3Division of Human Genetics, Department of Pediatrics, University of Berne,, Inselspital, CH-3010 Berne, Switzerland.

author email corresponding author email

Respiratory Research 2006, 7:138doi:10.1186/1465-9921-7-138

Published: 30 November 2006

Abstract

Background

Functional deterioration in cystic fibrosis (CF) may be reflected by increasing bronchial obstruction and, as recently shown, by ventilation inhomogeneities. This study investigated which physiological factors (airway obstruction, ventilation inhomogeneities, pulmonary hyperinflation, development of trapped gas) best express the decline in lung function, and what role specific CFTR genotypes and different types of bronchial infection may have upon this process.

Methods

Serial annual lung function tests, performed in 152 children (77 males; 75 females) with CF (age range: 6–18 y) provided data pertaining to functional residual capacity (FRCpleth, FRCMBNW), volume of trapped gas (VTG), effective specific airway resistance (sReff), lung clearance index (LCI), and forced expiratory indices (FVC, FEV1, FEF50).

Results

All lung function parameters showed progression with age. Pulmonary hyperinflation (FRCpleth > 2SDS) was already present in 39% of patients at age 6–8 yrs, increasing to 67% at age 18 yrs. The proportion of patients with VTG > 2SDS increased from 15% to 54% during this period. Children with severe pulmonary hyperinflation and trapped gas at age 6–8 yrs showed the most pronounced disease progression over time. Age related tracking of lung function parameters commences early in life, and is significantly influenced by specific CFTR genotypes.

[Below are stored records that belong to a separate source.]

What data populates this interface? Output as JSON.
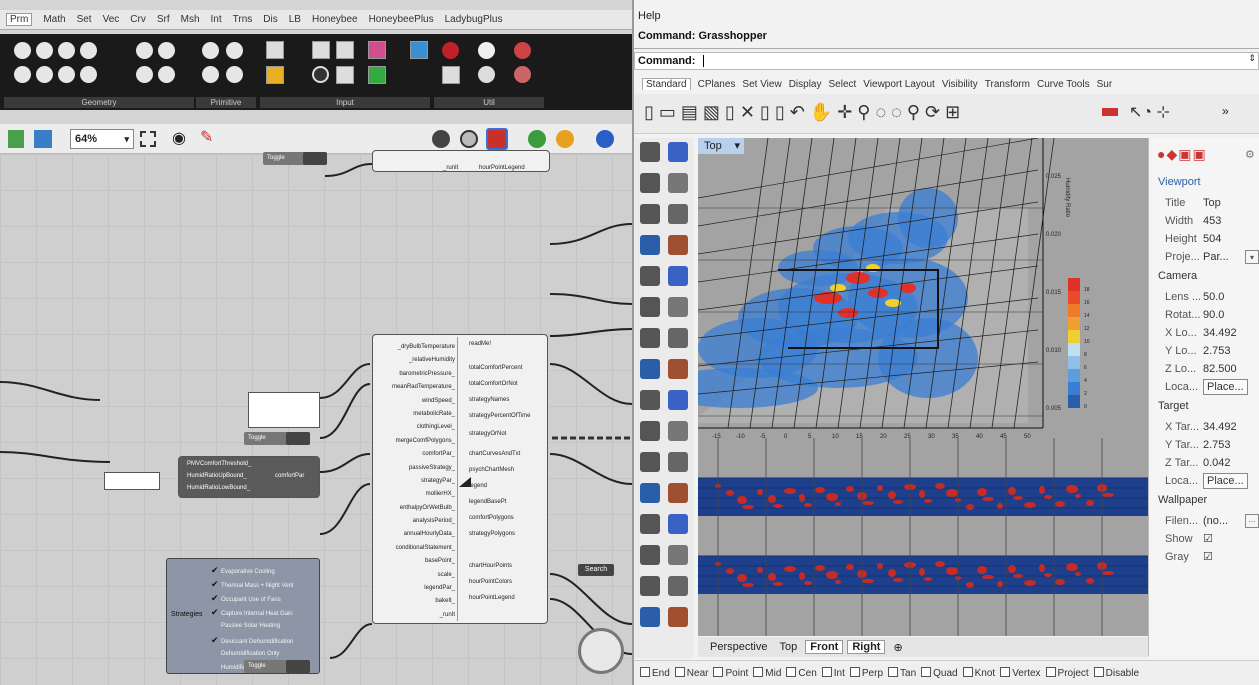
{
  "gh": {
    "tabs": [
      "Prm",
      "Math",
      "Set",
      "Vec",
      "Crv",
      "Srf",
      "Msh",
      "Int",
      "Trns",
      "Dis",
      "LB",
      "Honeybee",
      "HoneybeePlus",
      "LadybugPlus"
    ],
    "groups": [
      "Geometry",
      "Primitive",
      "Input",
      "Util"
    ],
    "zoom": "64%",
    "toggle_label": "Toggle",
    "toggle_value": "True",
    "legend_label": "hourPointLegend",
    "legend_input": "_runIt",
    "component": {
      "inputs": [
        "_dryBulbTemperature",
        "_relativeHumidity",
        "barometricPressure_",
        "meanRadTemperature_",
        "windSpeed_",
        "metabolicRate_",
        "clothingLevel_",
        "mergeComfPolygons_",
        "comfortPar_",
        "passiveStrategy_",
        "strategyPar_",
        "mollierHX_",
        "enthalpyOrWetBulb_",
        "analysisPeriod_",
        "annualHourlyData_",
        "conditionalStatement_",
        "basePoint_",
        "scale_",
        "legendPar_",
        "bakeIt_",
        "_runIt"
      ],
      "outputs": [
        "readMe!",
        "totalComfortPercent",
        "totalComfortOrNot",
        "strategyNames",
        "strategyPercentOfTime",
        "strategyOrNot",
        "chartCurvesAndTxt",
        "psychChartMesh",
        "legend",
        "legendBasePt",
        "comfortPolygons",
        "strategyPolygons",
        "chartHourPoints",
        "hourPointColors",
        "hourPointLegend"
      ]
    },
    "comfort_inputs": [
      "PMVComfortThreshold_",
      "HumidRatioUpBound_",
      "HumidRatioLowBound_"
    ],
    "comfort_par_label": "comfortPar",
    "strategies_label": "Strategies",
    "strategies": [
      {
        "label": "Evaporative Cooling",
        "checked": true
      },
      {
        "label": "Thermal Mass + Night Vent",
        "checked": true
      },
      {
        "label": "Occupant Use of Fans",
        "checked": true
      },
      {
        "label": "Capture Internal Heat Gain",
        "checked": true
      },
      {
        "label": "Passive Solar Heating",
        "checked": false
      },
      {
        "label": "Desiccant Dehumidification",
        "checked": true
      },
      {
        "label": "Dehumidification Only",
        "checked": false
      },
      {
        "label": "Humidification Only",
        "checked": false
      }
    ],
    "search_label": "Search"
  },
  "rhino": {
    "help": "Help",
    "command_history": "Command: Grasshopper",
    "command_label": "Command:",
    "tabs": [
      "Standard",
      "CPlanes",
      "Set View",
      "Display",
      "Select",
      "Viewport Layout",
      "Visibility",
      "Transform",
      "Curve Tools",
      "Sur"
    ],
    "viewport_name": "Top",
    "axis_label": "Humidity Ratio",
    "y_ticks": [
      "0.025",
      "0.020",
      "0.015",
      "0.010",
      "0.005"
    ],
    "x_ticks": [
      "-15",
      "-10",
      "-5",
      "0",
      "5",
      "10",
      "15",
      "20",
      "25",
      "30",
      "35",
      "40",
      "45",
      "50"
    ],
    "legend_ticks": [
      "0",
      "2",
      "4",
      "6",
      "8",
      "10",
      "12",
      "14",
      "16",
      "18"
    ],
    "viewport_tabs": [
      "Perspective",
      "Top",
      "Front",
      "Right"
    ],
    "properties": {
      "viewport_header": "Viewport",
      "title_label": "Title",
      "title_value": "Top",
      "width_label": "Width",
      "width_value": "453",
      "height_label": "Height",
      "height_value": "504",
      "proj_label": "Proje...",
      "proj_value": "Par...",
      "camera_header": "Camera",
      "lens_label": "Lens ...",
      "lens_value": "50.0",
      "rot_label": "Rotat...",
      "rot_value": "90.0",
      "xl_label": "X Lo...",
      "xl_value": "34.492",
      "yl_label": "Y Lo...",
      "yl_value": "2.753",
      "zl_label": "Z Lo...",
      "zl_value": "82.500",
      "loc_label": "Loca...",
      "place_label": "Place...",
      "target_header": "Target",
      "xt_label": "X Tar...",
      "xt_value": "34.492",
      "yt_label": "Y Tar...",
      "yt_value": "2.753",
      "zt_label": "Z Tar...",
      "zt_value": "0.042",
      "tloc_label": "Loca...",
      "tplace_label": "Place...",
      "wallpaper_header": "Wallpaper",
      "file_label": "Filen...",
      "file_value": "(no...",
      "show_label": "Show",
      "gray_label": "Gray",
      "show_checked": true,
      "gray_checked": true
    },
    "osnaps": [
      "End",
      "Near",
      "Point",
      "Mid",
      "Cen",
      "Int",
      "Perp",
      "Tan",
      "Quad",
      "Knot",
      "Vertex",
      "Project",
      "Disable"
    ],
    "colors": {
      "blue_band": "#1e3f8c",
      "hot": "#d62a1a",
      "cool": "#4a8fd6"
    }
  }
}
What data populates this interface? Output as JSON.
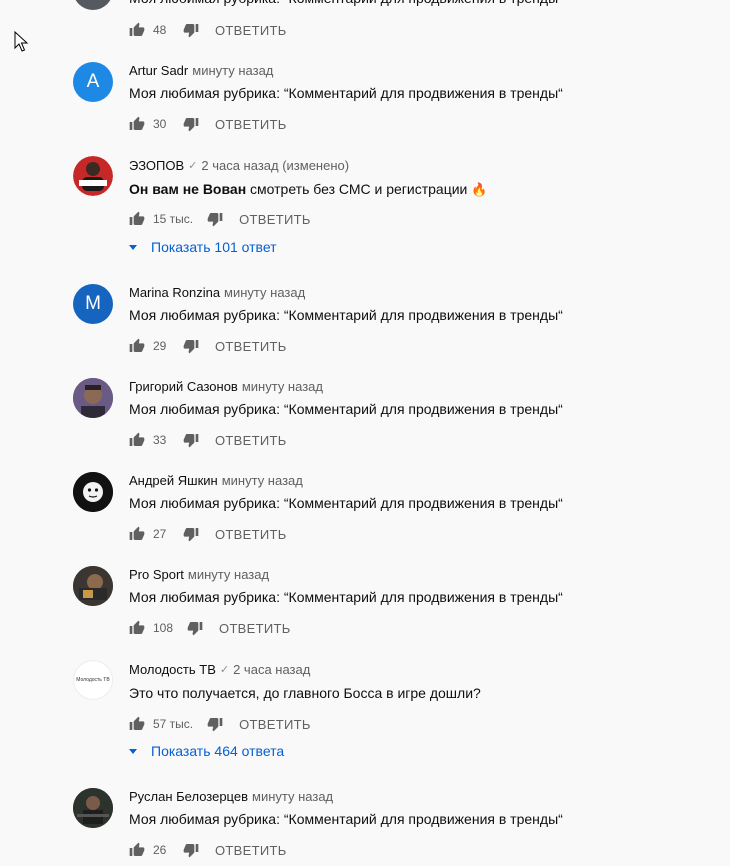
{
  "comments": [
    {
      "author": "",
      "verified": false,
      "time": "",
      "text": "Моя любимая рубрика: “Комментарий для продвижения в тренды“",
      "likes": "48",
      "reply_label": "ОТВЕТИТЬ"
    },
    {
      "author": "Artur Sadr",
      "verified": false,
      "time": "минуту назад",
      "text": "Моя любимая рубрика: “Комментарий для продвижения в тренды“",
      "likes": "30",
      "reply_label": "ОТВЕТИТЬ",
      "avatar_letter": "A",
      "avatar_color": "#1e88e5"
    },
    {
      "author": "ЭЗОПОВ",
      "verified": true,
      "time": "2 часа назад (изменено)",
      "text_bold": "Он вам не Вован",
      "text_rest": " смотреть без СМС и регистрации",
      "emoji": "🔥",
      "likes": "15 тыс.",
      "reply_label": "ОТВЕТИТЬ",
      "replies_label": "Показать 101 ответ",
      "avatar_label": "ЭЗОПОВ",
      "avatar_color": "#c62828"
    },
    {
      "author": "Marina Ronzina",
      "verified": false,
      "time": "минуту назад",
      "text": "Моя любимая рубрика: “Комментарий для продвижения в тренды“",
      "likes": "29",
      "reply_label": "ОТВЕТИТЬ",
      "avatar_letter": "M",
      "avatar_color": "#1565c0"
    },
    {
      "author": "Григорий Сазонов",
      "verified": false,
      "time": "минуту назад",
      "text": "Моя любимая рубрика: “Комментарий для продвижения в тренды“",
      "likes": "33",
      "reply_label": "ОТВЕТИТЬ"
    },
    {
      "author": "Андрей Яшкин",
      "verified": false,
      "time": "минуту назад",
      "text": "Моя любимая рубрика: “Комментарий для продвижения в тренды“",
      "likes": "27",
      "reply_label": "ОТВЕТИТЬ"
    },
    {
      "author": "Pro Sport",
      "verified": false,
      "time": "минуту назад",
      "text": "Моя любимая рубрика: “Комментарий для продвижения в тренды“",
      "likes": "108",
      "reply_label": "ОТВЕТИТЬ"
    },
    {
      "author": "Молодость ТВ",
      "verified": true,
      "time": "2 часа назад",
      "text": "Это что получается, до главного Босса в игре дошли?",
      "likes": "57 тыс.",
      "reply_label": "ОТВЕТИТЬ",
      "replies_label": "Показать 464 ответа",
      "avatar_label": "Молодость ТВ"
    },
    {
      "author": "Руслан Белозерцев",
      "verified": false,
      "time": "минуту назад",
      "text": "Моя любимая рубрика: “Комментарий для продвижения в тренды“",
      "likes": "26",
      "reply_label": "ОТВЕТИТЬ"
    }
  ],
  "icons": {
    "like": "thumb-up-icon",
    "dislike": "thumb-down-icon",
    "verified": "check-icon",
    "expand": "caret-down-icon"
  },
  "colors": {
    "background": "#f9f9f9",
    "link_blue": "#065fd4",
    "secondary_text": "#606060"
  }
}
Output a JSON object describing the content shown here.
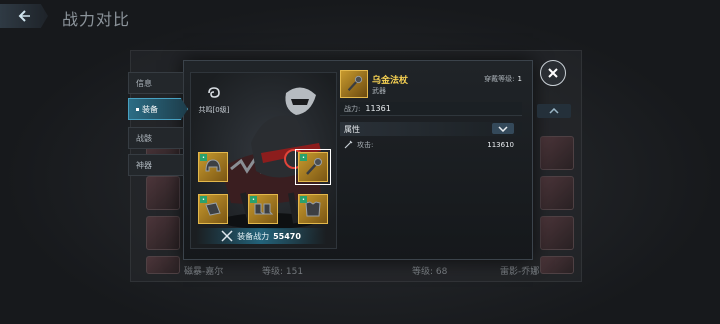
{
  "header": {
    "title": "战力对比"
  },
  "tabs": [
    {
      "label": "信息",
      "active": false
    },
    {
      "label": "装备",
      "active": true
    },
    {
      "label": "战骸",
      "active": false
    },
    {
      "label": "神器",
      "active": false
    }
  ],
  "character": {
    "resonance_label": "共鸣[0级]",
    "equip_power_label": "装备战力",
    "equip_power_value": "55470"
  },
  "item": {
    "name": "乌金法杖",
    "type": "武器",
    "wear_level_label": "穿戴等级:",
    "wear_level_value": "1",
    "combat_label": "战力:",
    "combat_value": "11361",
    "attr_header": "属性",
    "attr_name": "攻击:",
    "attr_value": "113610"
  },
  "background": {
    "left_name": "磁暴-嘉尔",
    "left_level": "等级: 151",
    "mid_level": "等级: 68",
    "right_name": "雷影-乔娜"
  },
  "icons": {
    "back": "back-arrow-icon",
    "close": "close-icon",
    "expand": "chevron-down-icon",
    "up": "chevron-up-icon",
    "resonance": "swirl-icon",
    "power": "crossed-swords-icon",
    "attack": "sword-icon"
  },
  "colors": {
    "accent": "#2c6d85",
    "gold": "#f4cf52",
    "quality": "#c89a2e"
  }
}
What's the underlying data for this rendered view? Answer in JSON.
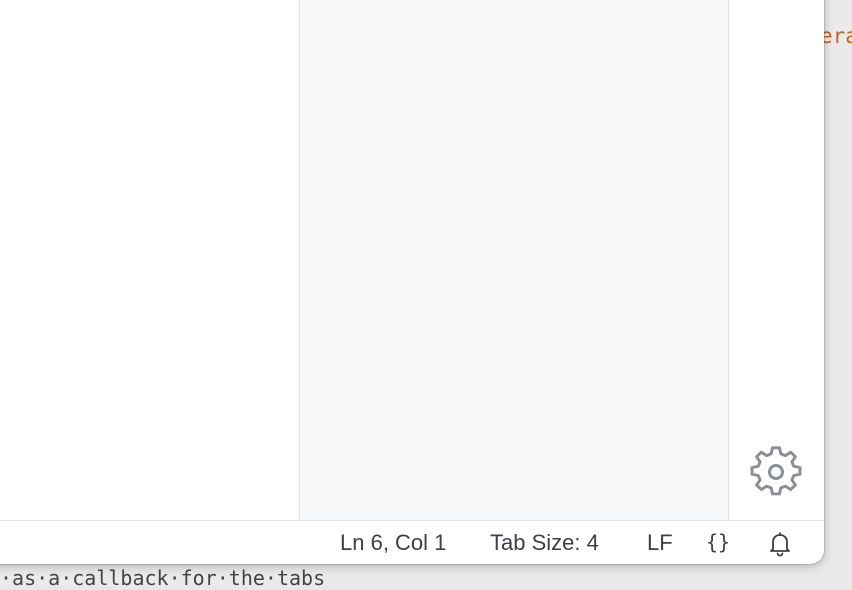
{
  "background": {
    "code_fragment_right": "era",
    "code_fragment_bottom": "·as·a·callback·for·the·tabs"
  },
  "statusbar": {
    "cursor_position": "Ln 6, Col 1",
    "tab_size": "Tab Size: 4",
    "line_ending": "LF",
    "language_mode": "{}"
  },
  "icons": {
    "settings": "gear-icon",
    "notifications": "bell-icon"
  },
  "colors": {
    "panel_background": "#f6f7f9",
    "status_text": "#3c4148",
    "icon_gray": "#8a9096",
    "code_orange": "#c8641e"
  }
}
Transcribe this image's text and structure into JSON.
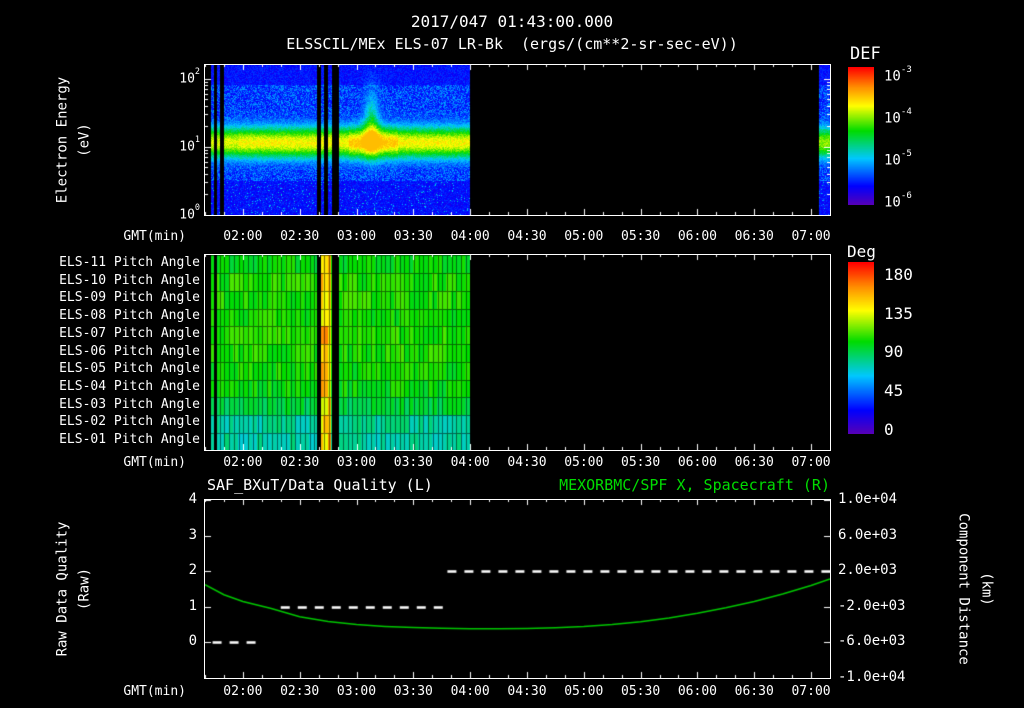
{
  "header": {
    "timestamp": "2017/047 01:43:00.000",
    "title": "ELSSCIL/MEx ELS-07 LR-Bk",
    "units": "(ergs/(cm**2-sr-sec-eV))"
  },
  "time_axis": {
    "label": "GMT(min)",
    "start_min": 100,
    "end_min": 430,
    "major_ticks_min": [
      120,
      150,
      180,
      210,
      240,
      270,
      300,
      330,
      360,
      390,
      420
    ],
    "tick_labels": [
      "02:00",
      "02:30",
      "03:00",
      "03:30",
      "04:00",
      "04:30",
      "05:00",
      "05:30",
      "06:00",
      "06:30",
      "07:00"
    ],
    "minor_step_min": 10
  },
  "colors": {
    "background": "#000000",
    "foreground": "#ffffff",
    "accent_green": "#00dd00",
    "colormap_stops": [
      [
        0,
        "#5a00b4"
      ],
      [
        0.14,
        "#0000ff"
      ],
      [
        0.34,
        "#00c8ff"
      ],
      [
        0.54,
        "#00dc00"
      ],
      [
        0.72,
        "#ffff00"
      ],
      [
        0.86,
        "#ff8c00"
      ],
      [
        1,
        "#ff0000"
      ]
    ]
  },
  "chart_data": [
    {
      "type": "heatmap",
      "name": "electron-energy-spectrogram",
      "ylabel_lines": [
        "Electron Energy",
        "(eV)"
      ],
      "y_scale": "log10_eV",
      "ylim_log": [
        0,
        2.2
      ],
      "y_tick_exponents": [
        0,
        1,
        2
      ],
      "value_units": "ergs/(cm**2-sr-sec-eV)",
      "value_log_range": [
        -6.5,
        -3.0
      ],
      "colorbar": {
        "title": "DEF",
        "tick_exponents": [
          -3,
          -4,
          -5,
          -6
        ]
      },
      "data_intervals_min": [
        [
          103,
          240
        ],
        [
          424,
          430
        ]
      ],
      "gap_intervals_min": [
        [
          104.5,
          106.5
        ],
        [
          108,
          110
        ],
        [
          159,
          161
        ],
        [
          163,
          165
        ],
        [
          167,
          171
        ]
      ],
      "band": {
        "center_log_eV": 1.06,
        "sigma_log": 0.17,
        "peak_log_flux": -4.1,
        "background_log_flux": -6.0
      },
      "plume": {
        "time_min": 188,
        "center_log_eV": 1.35,
        "extra_log_flux": 1.0
      }
    },
    {
      "type": "heatmap",
      "name": "pitch-angle-panels",
      "row_labels": [
        "ELS-11 Pitch Angle",
        "ELS-10 Pitch Angle",
        "ELS-09 Pitch Angle",
        "ELS-08 Pitch Angle",
        "ELS-07 Pitch Angle",
        "ELS-06 Pitch Angle",
        "ELS-05 Pitch Angle",
        "ELS-04 Pitch Angle",
        "ELS-03 Pitch Angle",
        "ELS-02 Pitch Angle",
        "ELS-01 Pitch Angle"
      ],
      "value_range_deg": [
        0,
        180
      ],
      "colorbar": {
        "title": "Deg",
        "ticks": [
          180,
          135,
          90,
          45,
          0
        ]
      },
      "data_intervals_min": [
        [
          103,
          240
        ]
      ],
      "gap_intervals_min": [
        [
          104.5,
          106.5
        ],
        [
          159,
          161
        ],
        [
          167,
          171
        ]
      ],
      "row_base_deg": [
        95,
        100,
        100,
        98,
        100,
        100,
        98,
        96,
        88,
        76,
        74
      ],
      "stripe": {
        "interval_min": [
          161.5,
          166.5
        ],
        "value_deg": 140
      },
      "grid_step_min": 2.5
    },
    {
      "type": "line",
      "name": "quality-and-distance",
      "title_left": "SAF_BXuT/Data Quality (L)",
      "title_right": "MEXORBMC/SPF X, Spacecraft (R)",
      "ylabel_left_lines": [
        "Raw Data Quality",
        "(Raw)"
      ],
      "ylabel_right_lines": [
        "Component Distance",
        "(km)"
      ],
      "ylim_left": [
        -1,
        4
      ],
      "yticks_left": [
        4,
        3,
        2,
        1,
        0
      ],
      "ylim_right": [
        -10000,
        10000
      ],
      "yticks_right_labels": [
        "1.0e+04",
        "6.0e+03",
        "2.0e+03",
        "-2.0e+03",
        "-6.0e+03",
        "-1.0e+04"
      ],
      "yticks_right_values": [
        10000,
        6000,
        2000,
        -2000,
        -6000,
        -10000
      ],
      "series": [
        {
          "name": "MEXORBMC/SPF X Spacecraft",
          "axis": "right",
          "color": "#00c800",
          "style": "solid",
          "points": [
            [
              100,
              480
            ],
            [
              110,
              -640
            ],
            [
              120,
              -1400
            ],
            [
              135,
              -2200
            ],
            [
              150,
              -3120
            ],
            [
              165,
              -3640
            ],
            [
              180,
              -4000
            ],
            [
              195,
              -4200
            ],
            [
              210,
              -4330
            ],
            [
              225,
              -4420
            ],
            [
              240,
              -4460
            ],
            [
              255,
              -4470
            ],
            [
              270,
              -4440
            ],
            [
              285,
              -4340
            ],
            [
              300,
              -4200
            ],
            [
              315,
              -3980
            ],
            [
              330,
              -3680
            ],
            [
              345,
              -3260
            ],
            [
              360,
              -2720
            ],
            [
              375,
              -2100
            ],
            [
              390,
              -1400
            ],
            [
              405,
              -560
            ],
            [
              420,
              400
            ],
            [
              430,
              1120
            ]
          ]
        },
        {
          "name": "SAF_BXuT Data Quality",
          "axis": "left",
          "color": "#ffffff",
          "style": "dashed",
          "segments": [
            {
              "value": 0,
              "from_min": 104,
              "to_min": 128
            },
            {
              "value": 1,
              "from_min": 140,
              "to_min": 227
            },
            {
              "value": 2,
              "from_min": 228,
              "to_min": 430
            }
          ]
        }
      ]
    }
  ]
}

The group with chronic P. aeruginosa infection demonstrated most rapid progression in all lung function parameters, whilst those with chronic S. aureus infection had the slowest rate of progression. LCI, measured as an index of ventilation inhomogeneities was the most sensitive discriminator between the 3 types of infection examined (p < 0.0001).

Conclusion

The relationships between lung function indices, CFTR genotypes and infective organisms observed in this study suggest that measurement of other lung function parameters, in addition to spirometry alone, may provide important information about disease progression in CF.